The speech recognition and synthesis are primitive compared to any smartphone assistant these days. The natural language processing is about equivalent to SHRDLU from the 1960s [1]. It turns out that this approach based on manually constructing syntax trees and applying simple logic can make some fun demos but is ultimately a dead end in terms of making systems that are actually useful, as was discovered in the "AI winter".
If you want to see the state of the art in using AI to play video games, look no further than "Playing Atari with Deep Reinforcement Learning" [2], where a single general AI system learns to play many different games. The generality is what makes it impressive. Its only inputs are pixels and score, and its only outputs are joystick and button state, just like a human player. This makes it unlike these Mario systems which are hand programmed very specifically for Mario, and use special instrumentation of the game state that skips pixels entirely.
Note that the Atari playing system is what got Google interested in buying Deep Mind (the company behind it). It was a pretty significant advance on the state of the art at the time.
This is absolutely an impressive demo, but the way to look at it is as a 'mash-up' of a variety of components that have all been demoed before in isolation and usually with a lot more attention to the technology behind it but a much less slick presentation.
So kudos to the people that put this together but it is mostly the mashup that is new, not the individual pieces and those pieces have demos all their own that make for very interesting reading and viewing (where applicable).

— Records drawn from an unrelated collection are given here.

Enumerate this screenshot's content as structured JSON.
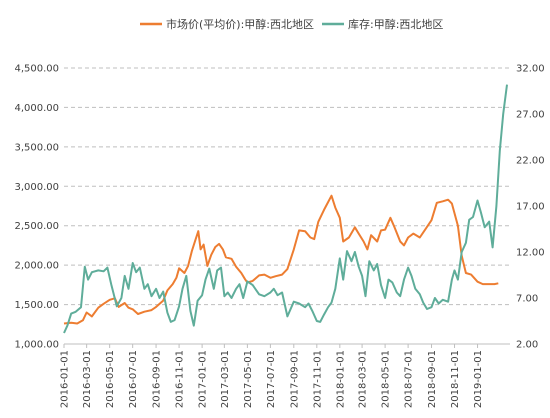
{
  "chart_data": {
    "type": "line",
    "legend_position": "top",
    "grid": "horizontal-dashed",
    "x_ticks": [
      "2016-01-01",
      "2016-03-01",
      "2016-05-01",
      "2016-07-01",
      "2016-09-01",
      "2016-11-01",
      "2017-01-01",
      "2017-03-01",
      "2017-05-01",
      "2017-07-01",
      "2017-09-01",
      "2017-11-01",
      "2018-01-01",
      "2018-03-01",
      "2018-05-01",
      "2018-07-01",
      "2018-09-01",
      "2018-11-01",
      "2019-01-01"
    ],
    "y_left": {
      "min": 1000,
      "max": 4500,
      "ticks": [
        1000,
        1500,
        2000,
        2500,
        3000,
        3500,
        4000,
        4500
      ],
      "tick_labels": [
        "1,000.00",
        "1,500.00",
        "2,000.00",
        "2,500.00",
        "3,000.00",
        "3,500.00",
        "4,000.00",
        "4,500.00"
      ]
    },
    "y_right": {
      "min": 2,
      "max": 32,
      "ticks": [
        2,
        7,
        12,
        17,
        22,
        27,
        32
      ],
      "tick_labels": [
        "2.00",
        "7.00",
        "12.00",
        "17.00",
        "22.00",
        "27.00",
        "32.00"
      ]
    },
    "series": [
      {
        "name": "市场价(平均价):甲醇:西北地区",
        "axis": "left",
        "color": "#ED7D31",
        "points": [
          [
            "2016-01-01",
            1260
          ],
          [
            "2016-01-20",
            1270
          ],
          [
            "2016-02-05",
            1260
          ],
          [
            "2016-02-20",
            1300
          ],
          [
            "2016-03-01",
            1400
          ],
          [
            "2016-03-15",
            1350
          ],
          [
            "2016-04-01",
            1460
          ],
          [
            "2016-04-15",
            1510
          ],
          [
            "2016-05-01",
            1560
          ],
          [
            "2016-05-15",
            1580
          ],
          [
            "2016-05-25",
            1470
          ],
          [
            "2016-06-10",
            1520
          ],
          [
            "2016-06-20",
            1460
          ],
          [
            "2016-07-01",
            1440
          ],
          [
            "2016-07-15",
            1380
          ],
          [
            "2016-08-01",
            1410
          ],
          [
            "2016-08-20",
            1430
          ],
          [
            "2016-09-01",
            1470
          ],
          [
            "2016-09-20",
            1550
          ],
          [
            "2016-10-01",
            1680
          ],
          [
            "2016-10-15",
            1760
          ],
          [
            "2016-10-25",
            1840
          ],
          [
            "2016-11-01",
            1960
          ],
          [
            "2016-11-15",
            1900
          ],
          [
            "2016-11-25",
            1990
          ],
          [
            "2016-12-05",
            2180
          ],
          [
            "2016-12-15",
            2330
          ],
          [
            "2016-12-22",
            2430
          ],
          [
            "2016-12-28",
            2200
          ],
          [
            "2017-01-05",
            2260
          ],
          [
            "2017-01-15",
            1990
          ],
          [
            "2017-01-25",
            2130
          ],
          [
            "2017-02-05",
            2230
          ],
          [
            "2017-02-15",
            2270
          ],
          [
            "2017-02-25",
            2200
          ],
          [
            "2017-03-05",
            2100
          ],
          [
            "2017-03-20",
            2080
          ],
          [
            "2017-04-01",
            1980
          ],
          [
            "2017-04-15",
            1900
          ],
          [
            "2017-04-25",
            1820
          ],
          [
            "2017-05-01",
            1780
          ],
          [
            "2017-05-15",
            1800
          ],
          [
            "2017-06-01",
            1870
          ],
          [
            "2017-06-15",
            1880
          ],
          [
            "2017-07-01",
            1840
          ],
          [
            "2017-07-15",
            1860
          ],
          [
            "2017-08-01",
            1880
          ],
          [
            "2017-08-15",
            1950
          ],
          [
            "2017-09-01",
            2200
          ],
          [
            "2017-09-15",
            2440
          ],
          [
            "2017-10-01",
            2430
          ],
          [
            "2017-10-15",
            2350
          ],
          [
            "2017-10-25",
            2330
          ],
          [
            "2017-11-05",
            2550
          ],
          [
            "2017-11-20",
            2700
          ],
          [
            "2017-12-01",
            2800
          ],
          [
            "2017-12-10",
            2880
          ],
          [
            "2017-12-20",
            2730
          ],
          [
            "2018-01-01",
            2600
          ],
          [
            "2018-01-10",
            2300
          ],
          [
            "2018-01-25",
            2350
          ],
          [
            "2018-02-10",
            2480
          ],
          [
            "2018-02-20",
            2400
          ],
          [
            "2018-03-05",
            2300
          ],
          [
            "2018-03-15",
            2200
          ],
          [
            "2018-03-25",
            2380
          ],
          [
            "2018-04-10",
            2300
          ],
          [
            "2018-04-20",
            2440
          ],
          [
            "2018-05-01",
            2450
          ],
          [
            "2018-05-15",
            2600
          ],
          [
            "2018-05-25",
            2490
          ],
          [
            "2018-06-10",
            2300
          ],
          [
            "2018-06-20",
            2250
          ],
          [
            "2018-07-01",
            2350
          ],
          [
            "2018-07-15",
            2400
          ],
          [
            "2018-08-01",
            2350
          ],
          [
            "2018-08-15",
            2450
          ],
          [
            "2018-09-01",
            2570
          ],
          [
            "2018-09-15",
            2790
          ],
          [
            "2018-10-01",
            2810
          ],
          [
            "2018-10-15",
            2830
          ],
          [
            "2018-10-25",
            2780
          ],
          [
            "2018-11-10",
            2500
          ],
          [
            "2018-11-20",
            2120
          ],
          [
            "2018-12-01",
            1900
          ],
          [
            "2018-12-15",
            1880
          ],
          [
            "2019-01-01",
            1790
          ],
          [
            "2019-01-15",
            1760
          ],
          [
            "2019-02-01",
            1760
          ],
          [
            "2019-02-15",
            1760
          ],
          [
            "2019-02-25",
            1770
          ]
        ]
      },
      {
        "name": "库存:甲醇:西北地区",
        "axis": "right",
        "color": "#5FAD9A",
        "points": [
          [
            "2016-01-01",
            3.2
          ],
          [
            "2016-01-10",
            4.0
          ],
          [
            "2016-01-20",
            5.3
          ],
          [
            "2016-02-01",
            5.5
          ],
          [
            "2016-02-15",
            6.0
          ],
          [
            "2016-02-25",
            10.4
          ],
          [
            "2016-03-05",
            9.0
          ],
          [
            "2016-03-15",
            9.8
          ],
          [
            "2016-04-01",
            10.0
          ],
          [
            "2016-04-15",
            9.9
          ],
          [
            "2016-04-25",
            10.3
          ],
          [
            "2016-05-05",
            8.5
          ],
          [
            "2016-05-20",
            6.1
          ],
          [
            "2016-06-01",
            7.0
          ],
          [
            "2016-06-10",
            9.4
          ],
          [
            "2016-06-20",
            8.0
          ],
          [
            "2016-07-01",
            10.8
          ],
          [
            "2016-07-10",
            9.8
          ],
          [
            "2016-07-20",
            10.3
          ],
          [
            "2016-08-01",
            8.0
          ],
          [
            "2016-08-10",
            8.5
          ],
          [
            "2016-08-20",
            7.2
          ],
          [
            "2016-09-01",
            8.0
          ],
          [
            "2016-09-10",
            7.0
          ],
          [
            "2016-09-20",
            7.7
          ],
          [
            "2016-10-01",
            5.4
          ],
          [
            "2016-10-10",
            4.4
          ],
          [
            "2016-10-20",
            4.6
          ],
          [
            "2016-11-01",
            6.1
          ],
          [
            "2016-11-10",
            8.0
          ],
          [
            "2016-11-20",
            9.4
          ],
          [
            "2016-12-01",
            5.6
          ],
          [
            "2016-12-10",
            4.0
          ],
          [
            "2016-12-20",
            6.7
          ],
          [
            "2017-01-01",
            7.3
          ],
          [
            "2017-01-10",
            9.0
          ],
          [
            "2017-01-20",
            10.2
          ],
          [
            "2017-02-01",
            8.0
          ],
          [
            "2017-02-10",
            10.0
          ],
          [
            "2017-02-20",
            10.3
          ],
          [
            "2017-03-01",
            7.2
          ],
          [
            "2017-03-10",
            7.6
          ],
          [
            "2017-03-20",
            7.0
          ],
          [
            "2017-04-01",
            8.0
          ],
          [
            "2017-04-10",
            8.5
          ],
          [
            "2017-04-20",
            7.0
          ],
          [
            "2017-05-01",
            8.8
          ],
          [
            "2017-05-15",
            8.4
          ],
          [
            "2017-06-01",
            7.4
          ],
          [
            "2017-06-15",
            7.2
          ],
          [
            "2017-07-01",
            7.6
          ],
          [
            "2017-07-10",
            8.0
          ],
          [
            "2017-07-20",
            7.3
          ],
          [
            "2017-08-01",
            7.6
          ],
          [
            "2017-08-15",
            5.0
          ],
          [
            "2017-09-01",
            6.6
          ],
          [
            "2017-09-15",
            6.4
          ],
          [
            "2017-10-01",
            6.0
          ],
          [
            "2017-10-10",
            6.4
          ],
          [
            "2017-10-20",
            5.6
          ],
          [
            "2017-11-01",
            4.5
          ],
          [
            "2017-11-10",
            4.4
          ],
          [
            "2017-11-20",
            5.2
          ],
          [
            "2017-12-01",
            6.0
          ],
          [
            "2017-12-10",
            6.5
          ],
          [
            "2017-12-20",
            8.0
          ],
          [
            "2018-01-01",
            11.3
          ],
          [
            "2018-01-10",
            9.0
          ],
          [
            "2018-01-20",
            12.1
          ],
          [
            "2018-02-01",
            11.0
          ],
          [
            "2018-02-10",
            12.0
          ],
          [
            "2018-02-20",
            10.4
          ],
          [
            "2018-03-01",
            9.4
          ],
          [
            "2018-03-10",
            7.2
          ],
          [
            "2018-03-20",
            11.0
          ],
          [
            "2018-04-01",
            10.0
          ],
          [
            "2018-04-10",
            10.7
          ],
          [
            "2018-04-20",
            8.4
          ],
          [
            "2018-05-01",
            7.0
          ],
          [
            "2018-05-10",
            9.0
          ],
          [
            "2018-05-20",
            8.7
          ],
          [
            "2018-06-01",
            7.6
          ],
          [
            "2018-06-10",
            7.2
          ],
          [
            "2018-06-20",
            9.0
          ],
          [
            "2018-07-01",
            10.3
          ],
          [
            "2018-07-10",
            9.4
          ],
          [
            "2018-07-20",
            8.0
          ],
          [
            "2018-08-01",
            7.4
          ],
          [
            "2018-08-10",
            6.5
          ],
          [
            "2018-08-20",
            5.8
          ],
          [
            "2018-09-01",
            6.0
          ],
          [
            "2018-09-10",
            7.0
          ],
          [
            "2018-09-20",
            6.4
          ],
          [
            "2018-10-01",
            6.8
          ],
          [
            "2018-10-15",
            6.6
          ],
          [
            "2018-10-25",
            9.0
          ],
          [
            "2018-11-01",
            10.0
          ],
          [
            "2018-11-10",
            9.0
          ],
          [
            "2018-11-20",
            12.0
          ],
          [
            "2018-12-01",
            13.0
          ],
          [
            "2018-12-10",
            15.5
          ],
          [
            "2018-12-20",
            15.8
          ],
          [
            "2019-01-01",
            17.6
          ],
          [
            "2019-01-10",
            16.3
          ],
          [
            "2019-01-20",
            14.7
          ],
          [
            "2019-02-01",
            15.3
          ],
          [
            "2019-02-10",
            12.5
          ],
          [
            "2019-02-20",
            17.0
          ],
          [
            "2019-03-01",
            23.0
          ],
          [
            "2019-03-10",
            27.0
          ],
          [
            "2019-03-20",
            30.2
          ]
        ]
      }
    ]
  }
}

I should do a blog post on this, but that will be a ton of work to properly represent the state of the art (which this demo does not).
It involves a lot of techniques which are typically called AI. E.g. planning and learning simple models of the world. The best word is "weak AI" or "narrow AI".
"Mario, exit the game." "Do you really want to exit the game?" So not impressed.
On the speech front, there is now an automated telemarketing agent which is about as smart as most script-driven human telemarketers. That's a somewhat scary development.